I have a presentation that I've done a few times at various events in Silicon Valley (and which I'll be doing again in a few months in Scotland) which is really focused on the history behind Techdirt and the changes we've made over time to our strategy, plan and business model. The point of the presentation is to make some suggestions in how to build a sustainable company that doesn't go out of business at the slightest hint of a downturn -- and I spend a fair amount of time talking about "bubbles" and why they shouldn't matter to most entrepreneurs. That's because everything has a relative price -- and when some things get more "expensive" (or scarce), other things tend to get "cheap" (or abundant). The trick is simply recognizing what's cheap at what point and what's expensive. Then focus on buying what's cheap and avoiding what's expensive. So, for example, after the dot com bubble burst, it was certainly true that money
in terms of venture capital dollars became "expensive." That is, it was relatively harder to get. It was scarce -- and even if you could get it, it was often at great cost.
If you grew up in the dot com bubble, where success seemed to be judged on how much money you had raised, then of course this would seem to be awful. But, if you looked around, you realized that plenty of other stuff had become "cheap" or abundantly available. Technology, for example, was getting cheaper all the time. Remember all those stories about how cheap it was to startup a company these days? That isn't because of any magical change in the world. It was because companies who discovered that VC money was "expensive" were realizing they could be more creative and do other things. Another important thing that happened after the bubble burst is that good employees
became "cheap." I don't mean that they could necessarily be employed for low wages (though that was true in some cases), but they were suddenly much more available. There were lots of fantastic people who were out of work or unhappy in dead end jobs. If you had a good idea, it was a lot easier to hire good people. Marketing was also quite cheap, because there was a lot less noise to compete with.

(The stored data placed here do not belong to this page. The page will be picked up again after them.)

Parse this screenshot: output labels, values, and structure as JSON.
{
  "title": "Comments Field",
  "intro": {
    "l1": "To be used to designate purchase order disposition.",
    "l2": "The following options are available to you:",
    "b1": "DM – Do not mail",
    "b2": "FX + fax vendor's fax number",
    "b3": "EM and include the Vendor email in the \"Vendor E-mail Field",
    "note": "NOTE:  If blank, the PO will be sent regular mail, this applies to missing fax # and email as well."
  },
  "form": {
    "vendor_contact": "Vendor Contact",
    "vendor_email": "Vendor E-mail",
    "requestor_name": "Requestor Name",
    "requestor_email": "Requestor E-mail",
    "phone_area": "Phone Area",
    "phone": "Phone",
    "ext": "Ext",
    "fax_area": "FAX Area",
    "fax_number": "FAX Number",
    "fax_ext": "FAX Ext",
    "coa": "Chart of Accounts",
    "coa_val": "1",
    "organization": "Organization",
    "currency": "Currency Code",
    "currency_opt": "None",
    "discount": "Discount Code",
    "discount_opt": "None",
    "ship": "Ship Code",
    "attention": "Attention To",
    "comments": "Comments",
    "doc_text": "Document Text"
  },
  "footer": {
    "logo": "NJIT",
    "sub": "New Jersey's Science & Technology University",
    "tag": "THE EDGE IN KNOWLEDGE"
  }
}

These days, things are a little different. Hiring good people is getting increasingly difficult. They're scarce -- and, thus, expensive. Marketing is a lot trickier, as you need to stand out from all that noise. But, the point is that everything is relative again. So, it shouldn't be any surprise at all to see that lots of money is flowing from VCs again. As things like people and marketing get more expensive, it only makes sense that the investment money gets "cheaper." It really just becomes a big pendulum. So, if you're working on a startup and are worried about the possibility of a bursting bubble, at least recognize that it only impacts one
resource that you're looking for, and many of the others are likely to get cheaper as well, meaning that if the bubble bursts, you probably won't need as much VC money anyway. So, stop worrying about the bubble, and learn to buy into what's abundant and avoid what's scarce.